O momento eleitoral e nossas emoções13 min de leitura

Neurociência: a mãe da neuropolítica

O corpo é um pensamento mais admirável do que a antiga ‘alma’”.

– Nietzche

É verdade que o estudo das emoções, da mente e do comportamento humano vem ganhando cada vez mais espaço entre os pesquisadores e estudiosos no assunto desde a fundação da Psicologia.

Logo, debruçar sobre a psicologia política e a Neurociência é fundamental para entender como o cérebro e a mente interagem a partir dos eventos externos e determinam as emoções que são sentidas. Este desafio não é apenas da ciência e da psicologia, mas também da neuropolítica – emprestando base à Neurociência e ao neuromarketing.
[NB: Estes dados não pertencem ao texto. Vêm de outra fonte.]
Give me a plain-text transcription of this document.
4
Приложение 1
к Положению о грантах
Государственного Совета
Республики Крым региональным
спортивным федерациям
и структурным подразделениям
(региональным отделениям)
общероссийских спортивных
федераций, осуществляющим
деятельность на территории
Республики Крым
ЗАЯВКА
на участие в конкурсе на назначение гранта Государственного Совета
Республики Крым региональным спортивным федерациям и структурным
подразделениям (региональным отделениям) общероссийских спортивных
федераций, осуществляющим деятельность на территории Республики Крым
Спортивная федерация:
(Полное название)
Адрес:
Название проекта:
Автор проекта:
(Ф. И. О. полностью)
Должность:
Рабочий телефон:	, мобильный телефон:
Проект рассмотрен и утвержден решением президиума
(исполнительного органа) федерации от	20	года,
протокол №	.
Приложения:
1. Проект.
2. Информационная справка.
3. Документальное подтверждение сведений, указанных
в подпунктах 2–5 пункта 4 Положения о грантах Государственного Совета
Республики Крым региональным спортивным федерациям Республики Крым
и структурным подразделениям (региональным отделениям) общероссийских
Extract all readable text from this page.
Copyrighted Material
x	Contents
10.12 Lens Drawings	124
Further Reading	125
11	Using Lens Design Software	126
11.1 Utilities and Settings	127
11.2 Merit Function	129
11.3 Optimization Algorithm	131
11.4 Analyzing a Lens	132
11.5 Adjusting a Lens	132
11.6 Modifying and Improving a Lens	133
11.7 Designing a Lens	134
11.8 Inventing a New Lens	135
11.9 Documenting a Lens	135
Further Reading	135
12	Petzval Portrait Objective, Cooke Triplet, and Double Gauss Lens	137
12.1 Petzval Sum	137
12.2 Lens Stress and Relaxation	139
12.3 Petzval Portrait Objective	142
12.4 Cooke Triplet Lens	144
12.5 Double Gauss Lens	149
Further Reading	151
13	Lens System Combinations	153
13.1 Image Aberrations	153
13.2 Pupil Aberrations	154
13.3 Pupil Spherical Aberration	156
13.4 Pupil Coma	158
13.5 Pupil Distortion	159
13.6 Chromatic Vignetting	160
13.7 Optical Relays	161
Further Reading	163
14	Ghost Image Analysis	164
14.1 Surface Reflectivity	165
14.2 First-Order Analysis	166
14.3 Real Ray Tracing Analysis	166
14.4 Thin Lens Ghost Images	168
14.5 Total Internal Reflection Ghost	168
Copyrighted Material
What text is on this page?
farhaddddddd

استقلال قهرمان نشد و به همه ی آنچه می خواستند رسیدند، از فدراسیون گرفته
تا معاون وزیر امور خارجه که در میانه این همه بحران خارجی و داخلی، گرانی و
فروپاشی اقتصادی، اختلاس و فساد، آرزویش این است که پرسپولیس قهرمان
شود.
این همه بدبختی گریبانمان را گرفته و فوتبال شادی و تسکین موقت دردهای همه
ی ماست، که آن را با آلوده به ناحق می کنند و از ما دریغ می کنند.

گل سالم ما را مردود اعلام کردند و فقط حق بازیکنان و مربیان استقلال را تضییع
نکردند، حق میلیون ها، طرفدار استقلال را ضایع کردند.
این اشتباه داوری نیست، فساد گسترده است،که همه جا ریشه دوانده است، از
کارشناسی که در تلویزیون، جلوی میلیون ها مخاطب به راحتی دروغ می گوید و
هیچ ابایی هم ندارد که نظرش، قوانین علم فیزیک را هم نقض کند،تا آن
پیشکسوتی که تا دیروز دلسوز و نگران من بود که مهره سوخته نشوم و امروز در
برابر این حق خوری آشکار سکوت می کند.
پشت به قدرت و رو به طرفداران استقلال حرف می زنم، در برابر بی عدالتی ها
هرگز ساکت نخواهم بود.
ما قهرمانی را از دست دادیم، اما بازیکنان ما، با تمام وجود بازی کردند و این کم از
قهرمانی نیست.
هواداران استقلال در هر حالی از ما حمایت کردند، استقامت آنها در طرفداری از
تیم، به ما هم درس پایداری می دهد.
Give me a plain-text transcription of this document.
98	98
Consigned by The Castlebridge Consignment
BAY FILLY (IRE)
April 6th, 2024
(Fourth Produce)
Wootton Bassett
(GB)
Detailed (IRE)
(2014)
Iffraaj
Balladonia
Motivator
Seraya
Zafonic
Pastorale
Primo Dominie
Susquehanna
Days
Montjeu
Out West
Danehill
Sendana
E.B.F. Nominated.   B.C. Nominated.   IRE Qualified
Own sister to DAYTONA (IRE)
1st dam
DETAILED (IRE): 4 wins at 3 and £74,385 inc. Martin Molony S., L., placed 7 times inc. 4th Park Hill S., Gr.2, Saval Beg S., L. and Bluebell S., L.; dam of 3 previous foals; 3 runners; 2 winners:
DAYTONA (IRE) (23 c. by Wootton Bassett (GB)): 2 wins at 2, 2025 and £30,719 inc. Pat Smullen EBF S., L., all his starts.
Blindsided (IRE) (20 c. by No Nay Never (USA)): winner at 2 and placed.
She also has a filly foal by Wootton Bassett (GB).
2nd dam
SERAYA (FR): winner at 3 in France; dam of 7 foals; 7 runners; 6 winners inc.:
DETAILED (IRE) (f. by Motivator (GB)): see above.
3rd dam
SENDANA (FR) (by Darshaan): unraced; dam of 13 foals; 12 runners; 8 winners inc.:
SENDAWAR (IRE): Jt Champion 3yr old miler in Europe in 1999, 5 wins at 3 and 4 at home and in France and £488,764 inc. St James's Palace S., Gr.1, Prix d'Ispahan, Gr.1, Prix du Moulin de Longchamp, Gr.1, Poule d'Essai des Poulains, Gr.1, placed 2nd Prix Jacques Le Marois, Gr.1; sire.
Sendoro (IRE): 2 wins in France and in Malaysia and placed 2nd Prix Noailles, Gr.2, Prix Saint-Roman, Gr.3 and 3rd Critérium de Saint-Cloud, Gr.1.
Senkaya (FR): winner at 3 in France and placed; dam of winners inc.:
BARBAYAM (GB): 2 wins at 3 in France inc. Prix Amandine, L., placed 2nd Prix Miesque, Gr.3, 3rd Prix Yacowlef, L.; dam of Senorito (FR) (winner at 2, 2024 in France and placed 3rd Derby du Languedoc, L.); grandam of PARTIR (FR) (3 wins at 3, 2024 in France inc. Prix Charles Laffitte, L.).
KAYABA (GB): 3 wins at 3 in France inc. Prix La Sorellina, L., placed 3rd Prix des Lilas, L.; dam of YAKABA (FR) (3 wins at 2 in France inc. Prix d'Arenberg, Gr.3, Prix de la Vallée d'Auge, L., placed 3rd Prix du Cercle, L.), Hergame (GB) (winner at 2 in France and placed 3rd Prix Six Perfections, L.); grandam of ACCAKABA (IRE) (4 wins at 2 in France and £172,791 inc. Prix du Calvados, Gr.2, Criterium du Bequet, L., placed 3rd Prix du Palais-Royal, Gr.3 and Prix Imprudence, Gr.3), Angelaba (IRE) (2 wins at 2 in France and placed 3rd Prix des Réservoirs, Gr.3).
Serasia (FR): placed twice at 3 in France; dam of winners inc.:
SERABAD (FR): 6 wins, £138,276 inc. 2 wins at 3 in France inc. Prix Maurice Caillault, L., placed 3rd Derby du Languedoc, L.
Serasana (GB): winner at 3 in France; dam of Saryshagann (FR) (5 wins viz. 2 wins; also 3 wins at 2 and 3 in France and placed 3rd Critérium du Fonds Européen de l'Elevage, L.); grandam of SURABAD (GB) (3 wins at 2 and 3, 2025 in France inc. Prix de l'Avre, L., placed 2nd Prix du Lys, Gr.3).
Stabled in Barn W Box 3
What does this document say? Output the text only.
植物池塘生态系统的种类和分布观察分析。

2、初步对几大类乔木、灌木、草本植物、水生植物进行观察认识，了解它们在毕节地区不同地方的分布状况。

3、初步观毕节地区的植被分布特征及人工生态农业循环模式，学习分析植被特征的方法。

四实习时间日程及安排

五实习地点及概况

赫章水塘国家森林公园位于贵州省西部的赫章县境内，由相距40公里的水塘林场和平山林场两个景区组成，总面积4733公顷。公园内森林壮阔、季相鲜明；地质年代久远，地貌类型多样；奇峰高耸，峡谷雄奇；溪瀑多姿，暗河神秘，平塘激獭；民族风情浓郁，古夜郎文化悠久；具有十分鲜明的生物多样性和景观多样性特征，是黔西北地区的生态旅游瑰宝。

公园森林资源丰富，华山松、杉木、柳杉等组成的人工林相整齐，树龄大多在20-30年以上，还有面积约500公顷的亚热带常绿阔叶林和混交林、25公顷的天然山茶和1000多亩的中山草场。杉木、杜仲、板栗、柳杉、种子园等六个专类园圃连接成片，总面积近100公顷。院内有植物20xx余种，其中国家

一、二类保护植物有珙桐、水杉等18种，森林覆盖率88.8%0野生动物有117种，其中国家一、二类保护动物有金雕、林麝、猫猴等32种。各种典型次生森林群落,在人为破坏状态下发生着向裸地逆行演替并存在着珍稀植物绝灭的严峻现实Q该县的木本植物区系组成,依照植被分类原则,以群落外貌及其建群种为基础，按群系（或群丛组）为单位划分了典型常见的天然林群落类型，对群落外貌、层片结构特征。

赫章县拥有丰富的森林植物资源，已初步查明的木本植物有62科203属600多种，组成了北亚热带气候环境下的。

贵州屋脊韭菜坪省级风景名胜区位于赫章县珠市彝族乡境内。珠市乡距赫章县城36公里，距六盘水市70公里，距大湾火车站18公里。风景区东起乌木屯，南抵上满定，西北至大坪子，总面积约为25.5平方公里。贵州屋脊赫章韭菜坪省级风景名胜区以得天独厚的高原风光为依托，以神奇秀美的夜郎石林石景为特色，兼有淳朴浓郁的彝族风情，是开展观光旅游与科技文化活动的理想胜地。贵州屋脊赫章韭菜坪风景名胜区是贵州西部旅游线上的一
O desenvolvimento de técnicas, como a neuroimagem e do modelo teórico de inteligência afetiva, têm sido de grande ajuda para relacionar as estruturas aos nossos comportamentos no campo da política. Quais os critérios que usamos para escolher os candidatos?

Seguindo Lavareda (2011), as emoções e sentimentos têm capacidade discriminatória e, desse modo, capacidade de interferir nas nossas escolhas.

Lições das emoções

Quanto mais emocional é uma pessoa, maior a probabilidade de que ela seja dominada pela obsessão, desilusão e demagogia

[…]

. E quanto mais intensa a emoção, menor o comando da mente” (MARCUS, 2003).

As emoções são reações complexas e estimuladas tanto pelo ambiente ao nosso redor quanto pelas nossas crenças, desejos e esquemas mentais. O processo de interpretação de uma situação é tão rápido que o nosso consciente sequer desconfia que possui tamanhas emoções. A maioria dos autores das áreas da psicologia e Neurociência se refere sem distinção às emoções e aos sentimentos.

Para o neurolinguista americano George Lakoff (2009), 98% do processo cognitivo se verifica de forma inconsciente. Ele ainda acredita que a relação “vítima e vilão” são partes que reagem à nossa mente para a tomada de decisão.

Mas o fato é que, embora emoção e cognição sejam distintas, elas estão interligadas. Ao interpretar que uma situação tenha sido benéfica ou prejudicial, nosso cérebro faz uma avaliação automática cuja resposta é uma sensação física e emocional, baseada nos estímulos recebidos e processados sob a ótica do que é bom ou mau. Como disse Lazarus (1994), a “avaliação envolve inteligência e raciocínio”, isto quer dizer que as emoções também passam pelos processos de julgamentos morais.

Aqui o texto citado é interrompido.